Provider Based Attestation and Self Reporting
Should an attestation statement be submitted
Effective October 1, 2002, the mandatory requirement for provider-based determinations under §413.65(b) has been replaced with a voluntary attestation process. We have developed an attestation form" that can be found on our Provider Based home web page to assist our providers in this process. It is important that all questions are fully completed and documented. The Fiscal Intermediary is responsible for ensuring all information is submitted to make a sound recommendation to CMS. Providers are no longer required to apply for and receive a provider-based determination for their facilitates prior to billing for services in those facilitates as provider-based.
However, under §413.65(b)(3), a provider may choose to obtain a determination of provider-based status by submitting an attestation stating that the facility meets the relevant provider-based requirements (depending on whether the facility is located on campus or off campus). Providers who wish to obtain such a determination of provider-based status for their facilities after October 1, 2002 should do so through the self-attestation process.
Benefits of self-attesting
Effective October 1, 2002 (or, for grandfathered facilities effective for the potential main provider's first cost reporting period starting on or after July 1, 2003), an attestation of provider-based status, if approved, would result in a determination that a facility or organization is provider-based.

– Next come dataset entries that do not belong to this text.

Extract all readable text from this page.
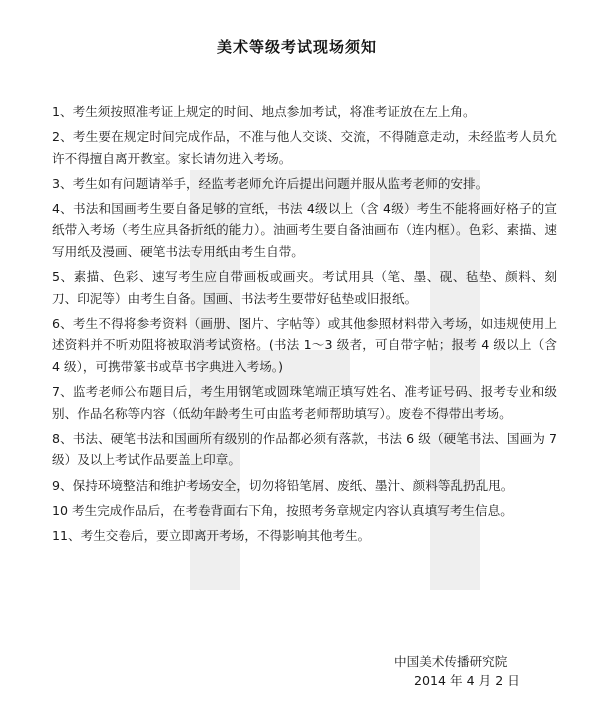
美术等级考试现场须知

1、考生须按照准考证上规定的时间、地点参加考试，将准考证放在左上角。

2、考生要在规定时间完成作品，不准与他人交谈、交流，不得随意走动，未经监考人员允许不得擅自离开教室。家长请勿进入考场。

3、考生如有问题请举手，经监考老师允许后提出问题并服从监考老师的安排。

4、书法和国画考生要自备足够的宣纸，书法 4级以上（含 4级）考生不能将画好格子的宣纸带入考场（考生应具备折纸的能力）。油画考生要自备油画布（连内框）。色彩、素描、速写用纸及漫画、硬笔书法专用纸由考生自带。

5、素描、色彩、速写考生应自带画板或画夹。考试用具（笔、墨、砚、毡垫、颜料、刻刀、印泥等）由考生自备。国画、书法考生要带好毡垫或旧报纸。

6、考生不得将参考资料（画册、图片、字帖等）或其他参照材料带入考场，如违规使用上述资料并不听劝阻将被取消考试资格。(书法 1～3 级者，可自带字帖；报考 4 级以上（含 4 级），可携带篆书或草书字典进入考场。)

7、监考老师公布题目后，考生用钢笔或圆珠笔端正填写姓名、准考证号码、报考专业和级别、作品名称等内容（低幼年龄考生可由监考老师帮助填写）。废卷不得带出考场。

8、书法、硬笔书法和国画所有级别的作品都必须有落款，书法 6 级（硬笔书法、国画为 7级）及以上考试作品要盖上印章。

9、保持环境整洁和维护考场安全，切勿将铅笔屑、废纸、墨汁、颜料等乱扔乱甩。

10 考生完成作品后，在考卷背面右下角，按照考务章规定内容认真填写考生信息。

11、考生交卷后，要立即离开考场，不得影响其他考生。

中国美术传播研究院
2014 年 4 月 2 日
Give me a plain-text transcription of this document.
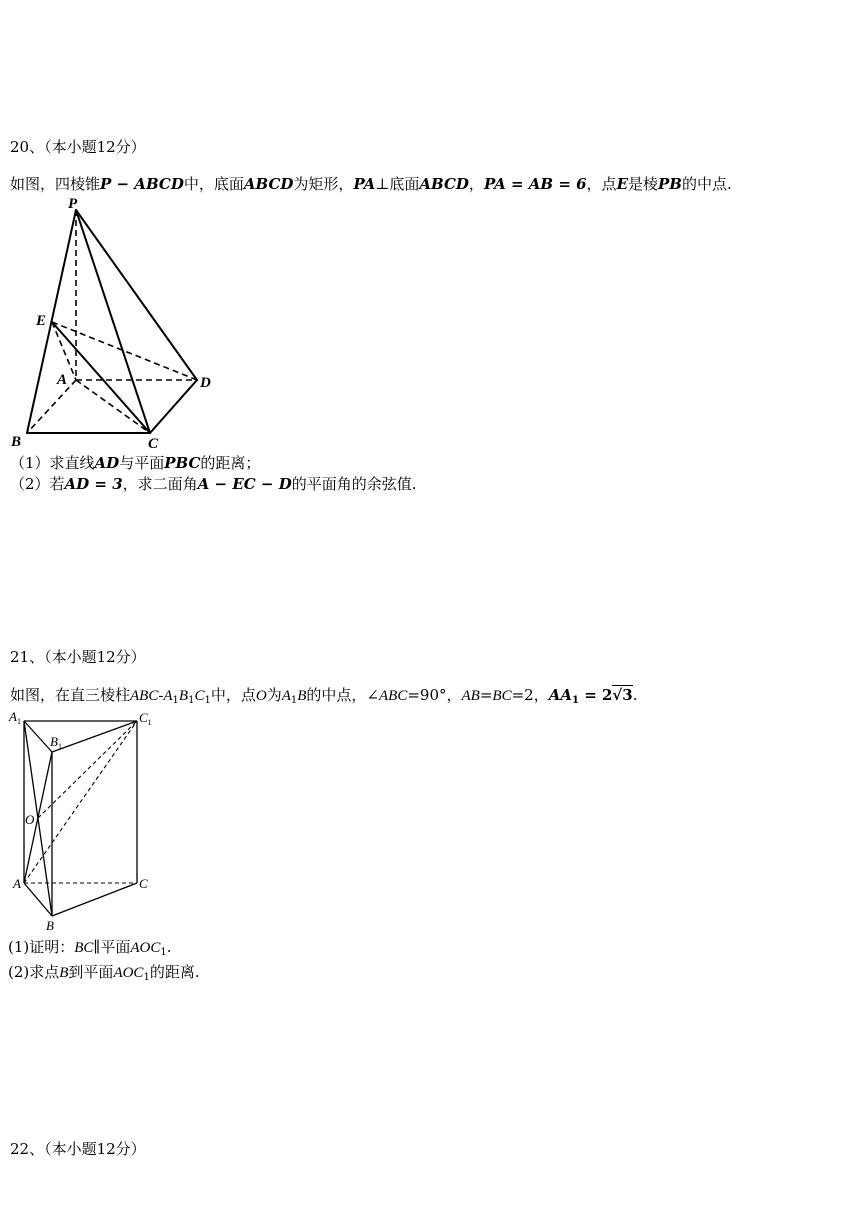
20、（本小题12分）
如图，四棱锥P − ABCD中，底面ABCD为矩形，PA⊥底面ABCD，PA = AB = 6，点E是棱PB的中点.
P
E
A	D
B	C
（1）求直线AD与平面PBC的距离；
（2）若AD = 3，求二面角A − EC − D的平面角的余弦值.
21、（本小题12分）
如图，在直三棱柱ABC-$A_1B_1C_1$中，点O为$A_1B$的中点，∠ABC=90°，AB=BC=2，$AA_1 = 2√3$.
$A_1$	$C_1$
$B_1$
O
A	C
B
(1)证明：BC∥平面$AOC_1$.
(2)求点B到平面$AOC_1$的距离.
22、（本小题12分）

If CMS subsequently discovers that the facility for which an attestation has been made and approved in fact does not meet the provider-based rules, then CMS would not recover all past payments for periods subject to reopening, but instead would recover only the difference between the amount of payment that actually was made since the date the complete request for a provider-based determination was submitted and the amount of payments that CMS estimates should have been made in the absence of compliance with the provider-based requirements. At the time that CMS determines that a facility that submitted a complete attestation is actually not provider-based, payment would continue for up to 6 months but only at a reduced rate as described at §413.65(j)(5).
It could benefit the provider to self-attest and obtain a determination because, under §413.65(l)(1), treatment of a facility as provider-based would cease only with the date that CMS determines that the facility no longer qualifies for provider-based status, if the reason the provider-based criteria are not met is a material change in the provider-facility relationship that was properly reported to CMS. By contrast, a provider that did not seek such a determination or obtained a determination but failed to report a material change in its relationship with the facility, could face a partial recovery of past payments. Also, a provider that does not seek a provider-based determination and incorrectly bill as such could be subject to the partial recovery of payments for all cost reporting periods subject to reopening in accordance with 42 CFR §405.1885 and §405.1889.
Self Reporting
A main provider that creates or acquires a facility or organization for which it wishes to claim provider-based status, including any physician offices that a hospital wishes to operate as a hospital outpatient department or clinic, is not required but it is recommended that it report its acquisition of the facility or organization to CMS if the facility or organization is located on or off the campus of the provider, or if inclusion of the costs of the facility or organization in the provider's cost report would increase the total costs on the provider's cost report by at least 5 percent, and must furnish all information needed for a determination as to whether the facility or organization meets the requirements for provider-based status. We recommend that providers submit attestations for both on-campus and off-campus facilities. However, it is only required for off-campus entities.
Also, it is recommended that a main provider that has had one or more facilities or organizations considered provider-based report to CMS any material change in the relationship between it and any provider-based facility or organization, such as a change in ownership of the facility or organization or entry into a new or different management contract that could affect the provider-based status of the facility or organization.
In addition to completing this attestation, documentation that demonstrates that the provider-based requirements have been met, i.e., organizational chart, etc., must be submitted with this request. CMS has the discretion to request additional information not listed on the provider-based application in order to further substantiate compliance with 42 CFR §413.65 or §413.174. Any special circumstances should be fully explained in a cover letter with this request.